Updated: 2024-07-07 11:30:50

标题: 物理启发的神经网络在具有有限物理知识和数据的动态过程操作中的应用

摘要: 在化学工程中，过程数据的获取成本很高，复杂现象很难完全建模。我们探讨了在动态过程中使用物理信息神经网络（PINNs），这些过程具有不完全的机械半显式微分代数方程系统和稀缺的过程数据。特别是，我们专注于估算既没有直接观测数据也没有构成方程的状态。我们提出了一种易于应用的启发式方法来评估是否可能估算这些状态。作为数值示例，我们考虑了一个连续搅拌罐反应器和一个液液分离器。我们发现PINNs可以以合理的准确性推断未测量的状态，并且在低数据情况下比纯数据驱动模型更具泛化能力。因此，我们展示了当仅有相对较少的实验数据和部分已知的机械描述时，PINNs能够对过程进行建模，并得出结论认为它们构成了一个值得进一步研究的有前途的途径。

更新时间: 2024-07-07 11:30:50

领域: cs.LG

下载: http://arxiv.org/abs/2406.01528v2

Generating multi-scale NMC particles with radial grain architectures using spatial stochastics and GANs

Understanding structure-property relationships of Li-ion battery cathodes is crucial for optimizing rate-performance and cycle-life resilience. However, correlating the morphology of cathode particles, such as in NMC811, and their inner grain architecture with electrode performance is challenging, particularly, due to the significant length-scale difference between grain and particle sizes. Experimentally, it is currently not feasible to image such a high number of particles with full granular detail to achieve representivity. A second challenge is that sufficiently high-resolution 3D imaging techniques remain expensive and are sparsely available at research institutions. To address these challenges, a stereological generative adversarial network (GAN)-based model fitting approach is presented that can generate representative 3D information from 2D data, enabling characterization of materials in 3D using cost-effective 2D data. Once calibrated, this multi-scale model is able to rapidly generate virtual cathode particles that are statistically similar to experimental data, and thus is suitable for virtual characterization and materials testing through numerical simulations.
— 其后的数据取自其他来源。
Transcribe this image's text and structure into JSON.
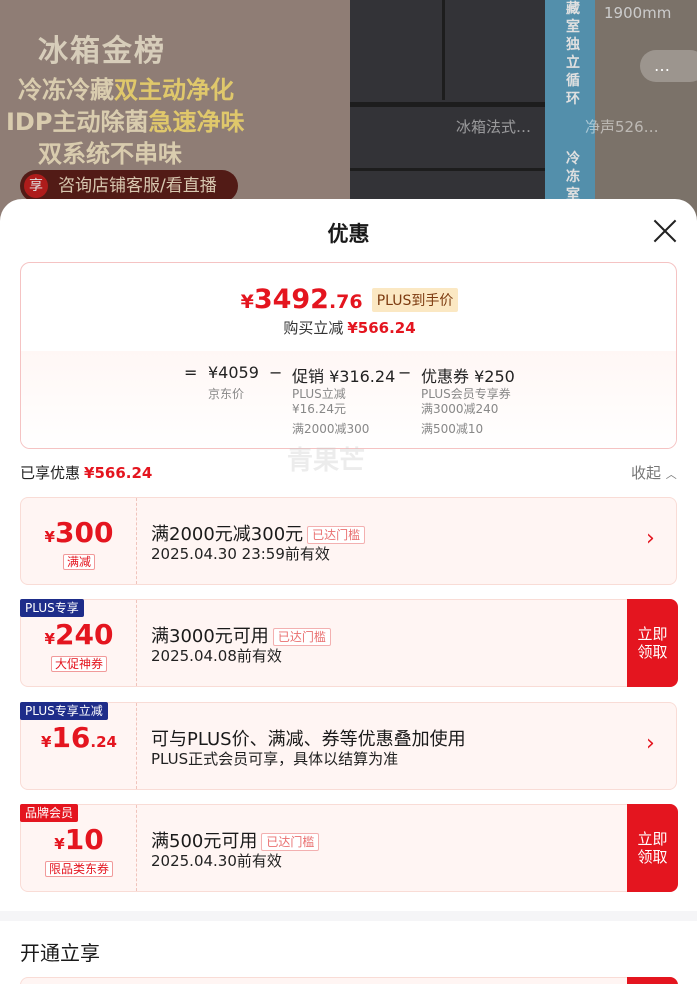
{
  "background": {
    "banner_title": "冰箱金榜",
    "banner_line1_a": "冷冻冷藏",
    "banner_line1_b": "双主动净化",
    "banner_line2_a": "IDP主动除菌",
    "banner_line2_b": "急速净味",
    "banner_line3": "双系统不串味",
    "consult_icon": "享",
    "consult_text": "咨询店铺客服/看直播",
    "side_text_top": "藏室独立循环",
    "side_text_bottom": "冷冻室",
    "height_label": "1900mm",
    "tab_left": "冰箱法式…",
    "tab_right": "净声526…",
    "more_dots": "…"
  },
  "sheet": {
    "title": "优惠",
    "summary": {
      "currency": "¥",
      "price_int": "3492",
      "price_dec": ".76",
      "plus_label": "PLUS到手价",
      "reduce_label": "购买立减",
      "reduce_value": "¥566.24",
      "formula": {
        "equals": "=",
        "jd_price": "¥4059",
        "jd_label": "京东价",
        "minus1": "−",
        "promo": "促销 ¥316.24",
        "promo_sub1": "PLUS立减",
        "promo_sub2": "¥16.24元",
        "promo_sub3": "满2000减300",
        "minus2": "−",
        "coupon": "优惠券 ¥250",
        "coupon_sub1": "PLUS会员专享券",
        "coupon_sub2": "满3000减240",
        "coupon_sub3": "满500减10"
      }
    },
    "enjoyed_label": "已享优惠",
    "enjoyed_value": "¥566.24",
    "collapse_label": "收起",
    "watermark": "青果芒",
    "coupons": [
      {
        "corner": "",
        "symbol": "¥",
        "amount": "300",
        "decimal": "",
        "tag": "满减",
        "title": "满2000元减300元",
        "chip": "已达门槛",
        "desc": "2025.04.30 23:59前有效",
        "action": "chevron"
      },
      {
        "corner": "PLUS专享",
        "symbol": "¥",
        "amount": "240",
        "decimal": "",
        "tag": "大促神券",
        "title": "满3000元可用",
        "chip": "已达门槛",
        "desc": "2025.04.08前有效",
        "action_line1": "立即",
        "action_line2": "领取"
      },
      {
        "corner": "PLUS专享立减",
        "symbol": "¥",
        "amount": "16",
        "decimal": ".24",
        "tag": "",
        "title": "可与PLUS价、满减、券等优惠叠加使用",
        "chip": "",
        "desc": "PLUS正式会员可享，具体以结算为准",
        "action": "chevron"
      },
      {
        "corner": "品牌会员",
        "symbol": "¥",
        "amount": "10",
        "decimal": "",
        "tag": "限品类东券",
        "title": "满500元可用",
        "chip": "已达门槛",
        "desc": "2025.04.30前有效",
        "action_line1": "立即",
        "action_line2": "领取"
      }
    ],
    "section2_title": "开通立享"
  },
  "colors": {
    "accent_red": "#e4151f",
    "plus_navy": "#1e2d8a",
    "plus_gold_bg": "#fbe8c3"
  }
}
A large dataset of simulated particles with inner grain architecture has been made publicly available.

Updated: 2024-07-07 11:23:17

标题: 利用空间随机性和生成对抗网络生成具有径向晶粒结构的多尺度NMC颗粒

摘要: 理解锂离子电池正极的结构-性能关系对于优化速率性能和循环寿命至关重要。然而，将正极颗粒（例如NMC811）的形态和内部晶粒结构与电极性能相关联是具有挑战性的，特别是由于晶粒和颗粒尺寸之间存在显著的长度尺度差异。目前在实验上，要想以全颗粒细节成像这么多颗粒以实现代表性是不可行的。第二个挑战是，足够高分辨率的3D成像技术仍然昂贵，并且在研究机构中很少见。为了解决这些挑战，提出了一种基于立体学对抗生成网络（GAN）的模型拟合方法，可以从2D数据生成代表性的3D信息，从而使用成本效益的2D数据对材料进行3D表征。一旦校准，这个多尺度模型能够快速生成与实验数据统计相似的虚拟正极颗粒，因此适用于通过数值模拟进行虚拟表征和材料测试。已经公开了一个包含内部晶粒结构的大量模拟颗粒数据集。

更新时间: 2024-07-07 11:23:17

领域: physics.app-ph,cs.AI

下载: http://arxiv.org/abs/2407.05333v1

A Survey on 3D Gaussian Splatting

3D Gaussian splatting (GS) has recently emerged as a transformative technique in the realm of explicit radiance field and computer graphics. This innovative approach, characterized by the utilization of millions of learnable 3D Gaussians, represents a significant departure from mainstream neural radiance field approaches, which predominantly use implicit, coordinate-based models to map spatial coordinates to pixel values. 3D GS, with its explicit scene representation and differentiable rendering algorithm, not only promises real-time rendering capability but also introduces unprecedented levels of editability. This positions 3D GS as a potential game-changer for the next generation of 3D reconstruction and representation. In the present paper, we provide the first systematic overview of the recent developments and critical contributions in the domain of 3D GS. We begin with a detailed exploration of the underlying principles and the driving forces behind the emergence of 3D GS, laying the groundwork for understanding its significance. A focal point of our discussion is the practical applicability of 3D GS. By enabling unprecedented rendering speed, 3D GS opens up a plethora of applications, ranging from virtual reality to interactive media and beyond. This is complemented by a comparative analysis of leading 3D GS models, evaluated across various benchmark tasks to highlight their performance and practical utility. The survey concludes by identifying current challenges and suggesting potential avenues for future research in this domain. Through this survey, we aim to provide a valuable resource for both newcomers and seasoned researchers, fostering further exploration and advancement in applicable and explicit radiance field representation.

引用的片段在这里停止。